I realized for the first time in acrobatics class that my body can do things my mind didn’t believe it could do. I can do a handstand forward roll. I can do a handstand without a wall, and safely cartwheel out of it. I can do a one-arm cartwheel. I can do a front handspring onto a mat, and maybe eventually one day without the mat. For all of these, I got good feedback from my teacher that I tried to remember and put into practice. But often my best execution came when I wasn’t thinking about anything at all.

It’s been a year of practicing handstands. I’m still not great at it. And though it’s certainly nothing close to the five-plus years that Herrigel spent on archery, I think I’m beginning to understand what he wrote in his book.
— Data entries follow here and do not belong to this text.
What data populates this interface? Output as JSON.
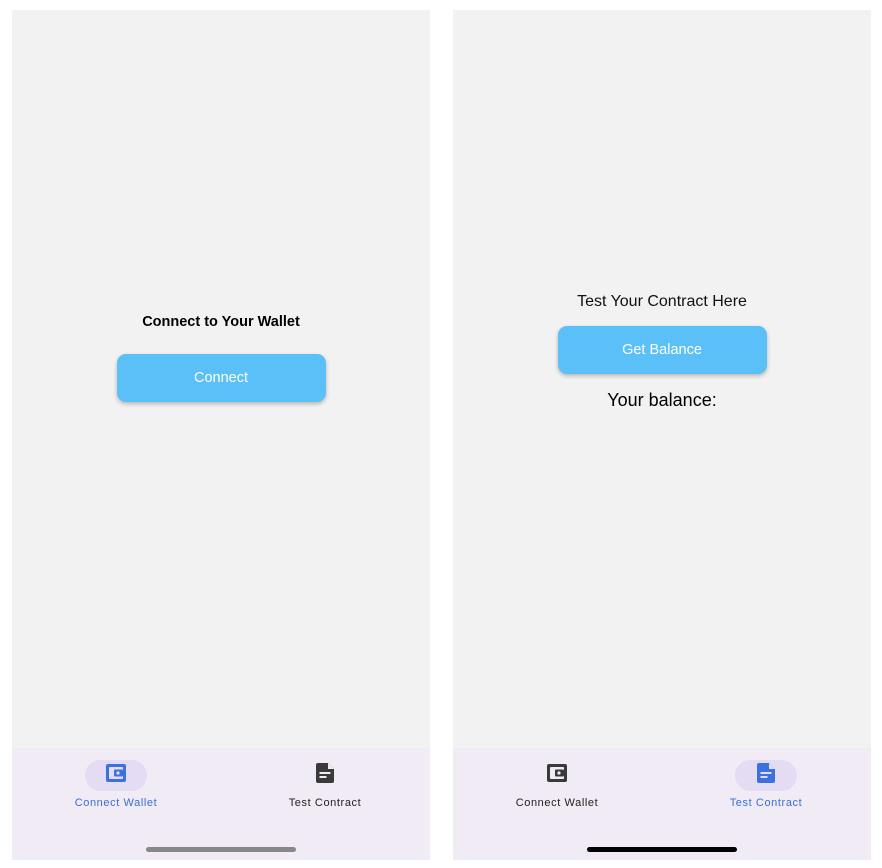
{
  "colors": {
    "screen_bg": "#f2f2f2",
    "button_bg": "#5bc0f8",
    "button_text": "#ffffff",
    "nav_bg": "#f0ebf4",
    "nav_active_pill": "#e3dcf3",
    "nav_active_icon": "#3b72e0",
    "nav_inactive_icon": "#3a3a3a"
  },
  "screen_left": {
    "title": "Connect to Your Wallet",
    "connect_button_label": "Connect",
    "nav": {
      "active_tab": "connect-wallet",
      "items": [
        {
          "id": "connect-wallet",
          "label": "Connect Wallet",
          "icon": "wallet-icon"
        },
        {
          "id": "test-contract",
          "label": "Test Contract",
          "icon": "document-icon"
        }
      ]
    }
  },
  "screen_right": {
    "title": "Test Your Contract Here",
    "get_balance_button_label": "Get Balance",
    "balance_label": "Your balance:",
    "nav": {
      "active_tab": "test-contract",
      "items": [
        {
          "id": "connect-wallet",
          "label": "Connect Wallet",
          "icon": "wallet-icon"
        },
        {
          "id": "test-contract",
          "label": "Test Contract",
          "icon": "document-icon"
        }
      ]
    }
  }
}
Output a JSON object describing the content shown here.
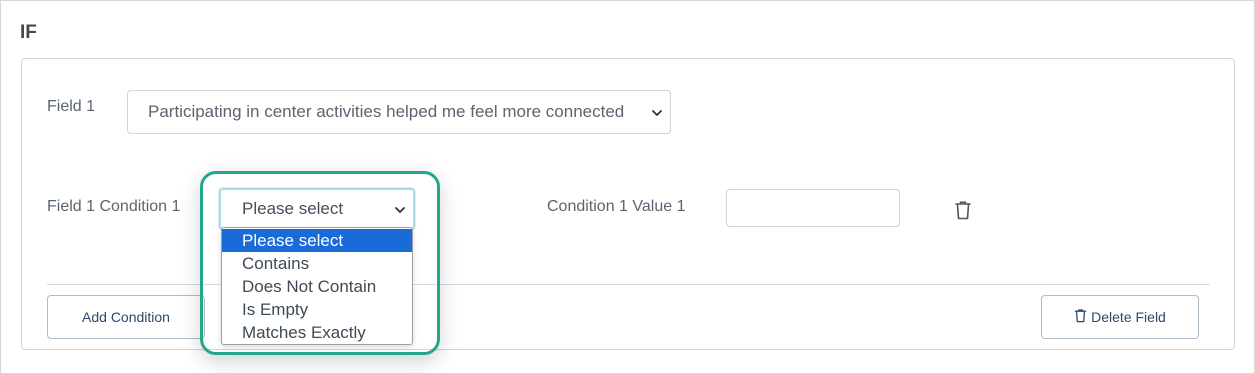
{
  "section": {
    "title": "IF"
  },
  "row1": {
    "field_label": "Field 1",
    "field_value": "Participating in center activities helped me feel more connected"
  },
  "row2": {
    "condition_label": "Field 1 Condition 1",
    "condition_value": "Please select",
    "value_label": "Condition 1 Value 1",
    "value_input": "",
    "delete_icon": "trash-icon"
  },
  "dropdown": {
    "options": [
      "Please select",
      "Contains",
      "Does Not Contain",
      "Is Empty",
      "Matches Exactly"
    ],
    "selected_index": 0
  },
  "actions": {
    "add_condition": "Add Condition",
    "delete_field": "Delete Field"
  },
  "colors": {
    "highlight": "#21a88a",
    "selected_option": "#1a6ad8",
    "button_text": "#2c4a6e"
  }
}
Every so often, I will kick up into a handstand and the hold sticks. I don’t know what I did right. I’m not thinking about my shoulders or tucking my hips. I just feel my body invert and somehow all the moving parts coordinate perfectly to lock into place. My mind is completely still. And as I hang there upside-down, suspended in space, it feels effortless.

Then inevitably, I come down and my mind starts up again. I’m not good at maintaining this calm one-ness with my body. I still think of myself as brain and body most of the time. I continue to get annoyed at my body for failing to do what I want it to do, or taking so long to get stronger and more flexible. I still feel scared of doing a handstand forward roll until the second right before I kick up into it.

But as I continue to practice handstands and acrobatics, I am more and more reminded that my body does have something to teach my mind. My body will learn and strengthen at it’s own pace, regardless of the flailing of my thoughts. Month by month, my handstands start sticking more and for longer periods of time.

“So just sit back,” my body says to my brain, “I got this.”

This state, in which nothing definite is thought, planned, striven for, desired or expected, which aims in no particular direction and yet knows itself capable alike of the possible and the impossible, so unswerving is its power — this state, which is at bottom purposeless and egoless, was called by the Master truly “spiritual”.